Outcome prediction for heart failure patients based on routinely collected claims data was not significantly improved by using machine learning and information from electronic medical records.
That’s the finding of a study published in the journal JAMA Network Open that compared machine learning with traditional models to predict heart failure.
Specifically, investigators leveraged Medicare claims data linked to EMRs from two large academic healthcare provider networks in Boston—including Brigham and Women’s Hospital—to evaluate the added value of augmenting only claims-based predictive models with EMR-derived information.
Data not recorded in claims were extracted from the EMR, including laboratory test results and free-text information from patient medical records.
“Machine learning methods offered only limited improvement over traditional logistic regression in predicting key HF outcome,” conclude the study’s authors. “Inclusion of additional predictors from EMRs to claims-based models appeared to improve prediction for some, but not all, outcomes.”
Researchers compared several machine learning approaches with traditional logistic regression for development of predictive models for all-cause mortality, HF hospitalization, high cost and loss in home time in patients with HF.
“We observed that machine learning methods, including tree-based ensemble approaches and penalized regression, offered only limited improvement over the widely used logistic regression,” according to the study’s authors. “Although augmenting claims data with detailed EMR-derived predictors resulted in notable improvement in model performance for certain outcomes, including mortality and home days loss, such improvement was not seen for prediction of high future costs.”

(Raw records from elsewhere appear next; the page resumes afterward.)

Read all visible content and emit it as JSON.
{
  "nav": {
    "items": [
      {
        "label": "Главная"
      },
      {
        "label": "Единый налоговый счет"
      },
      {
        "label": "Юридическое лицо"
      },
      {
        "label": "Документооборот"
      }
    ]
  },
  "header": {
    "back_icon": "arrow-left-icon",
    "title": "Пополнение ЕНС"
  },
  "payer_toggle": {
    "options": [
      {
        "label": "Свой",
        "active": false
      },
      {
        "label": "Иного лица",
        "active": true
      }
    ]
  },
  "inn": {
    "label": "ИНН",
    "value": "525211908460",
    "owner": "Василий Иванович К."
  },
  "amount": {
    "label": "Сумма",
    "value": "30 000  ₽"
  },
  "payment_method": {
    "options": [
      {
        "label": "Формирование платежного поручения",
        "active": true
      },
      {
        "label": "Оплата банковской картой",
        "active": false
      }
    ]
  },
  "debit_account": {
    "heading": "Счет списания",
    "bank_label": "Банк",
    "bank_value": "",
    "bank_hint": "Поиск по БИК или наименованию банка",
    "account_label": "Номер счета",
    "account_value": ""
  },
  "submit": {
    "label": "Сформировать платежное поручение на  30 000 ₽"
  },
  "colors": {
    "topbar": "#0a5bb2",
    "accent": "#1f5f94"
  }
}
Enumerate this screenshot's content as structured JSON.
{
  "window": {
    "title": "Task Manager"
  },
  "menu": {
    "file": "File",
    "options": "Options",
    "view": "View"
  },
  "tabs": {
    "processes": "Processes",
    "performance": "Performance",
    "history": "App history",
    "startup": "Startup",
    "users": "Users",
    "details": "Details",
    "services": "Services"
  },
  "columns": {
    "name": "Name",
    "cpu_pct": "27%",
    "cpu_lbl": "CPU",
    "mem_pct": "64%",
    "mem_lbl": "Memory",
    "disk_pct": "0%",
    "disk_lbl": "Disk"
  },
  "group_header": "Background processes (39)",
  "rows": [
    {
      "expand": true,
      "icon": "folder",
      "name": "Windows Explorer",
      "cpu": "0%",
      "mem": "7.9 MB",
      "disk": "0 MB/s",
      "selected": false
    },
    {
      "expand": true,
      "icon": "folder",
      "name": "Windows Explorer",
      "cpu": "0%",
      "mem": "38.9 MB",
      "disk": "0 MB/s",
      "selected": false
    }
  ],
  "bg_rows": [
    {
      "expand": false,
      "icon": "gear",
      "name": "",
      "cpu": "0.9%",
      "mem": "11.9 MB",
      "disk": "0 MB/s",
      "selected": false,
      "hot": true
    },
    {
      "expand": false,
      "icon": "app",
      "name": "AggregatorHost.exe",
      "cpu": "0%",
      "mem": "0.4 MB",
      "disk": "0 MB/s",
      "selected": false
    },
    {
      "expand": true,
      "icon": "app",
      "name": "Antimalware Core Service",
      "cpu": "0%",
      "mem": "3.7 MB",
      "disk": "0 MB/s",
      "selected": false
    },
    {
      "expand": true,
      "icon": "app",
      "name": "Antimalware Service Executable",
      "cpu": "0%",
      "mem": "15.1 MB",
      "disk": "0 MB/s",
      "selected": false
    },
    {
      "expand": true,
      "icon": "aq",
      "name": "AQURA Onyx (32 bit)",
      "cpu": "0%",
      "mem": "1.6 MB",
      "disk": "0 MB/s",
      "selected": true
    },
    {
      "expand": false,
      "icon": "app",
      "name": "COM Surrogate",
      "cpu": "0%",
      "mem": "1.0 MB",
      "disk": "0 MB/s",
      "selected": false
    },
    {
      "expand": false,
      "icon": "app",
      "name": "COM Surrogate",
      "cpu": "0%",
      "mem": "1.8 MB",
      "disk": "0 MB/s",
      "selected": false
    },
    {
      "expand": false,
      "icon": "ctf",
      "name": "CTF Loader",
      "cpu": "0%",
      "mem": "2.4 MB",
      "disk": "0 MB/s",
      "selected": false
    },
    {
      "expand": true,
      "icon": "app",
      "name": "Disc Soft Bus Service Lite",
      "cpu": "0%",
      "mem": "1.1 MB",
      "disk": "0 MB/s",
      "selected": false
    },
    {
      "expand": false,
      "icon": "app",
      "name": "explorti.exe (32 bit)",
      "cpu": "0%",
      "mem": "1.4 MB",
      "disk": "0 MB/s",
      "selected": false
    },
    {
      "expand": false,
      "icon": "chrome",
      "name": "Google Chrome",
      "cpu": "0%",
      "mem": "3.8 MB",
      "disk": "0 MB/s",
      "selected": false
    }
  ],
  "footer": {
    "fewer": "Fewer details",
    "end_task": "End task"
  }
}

At the same time, investigators added that “when the predictor set was expanded to include EMR-based information, which included numerous laboratory test results as continuous variables, we noted that machine learning approaches generally fared better than logistic regression.”
Researchers acknowledge that they focused on administrative claims–based prediction and augmented claims data with select EMR-based variables, but did not evaluate model performance based on EMR data alone—a limitation of their study “because such a model could be useful for clinicians as they weigh various care options for patients during medical visits.”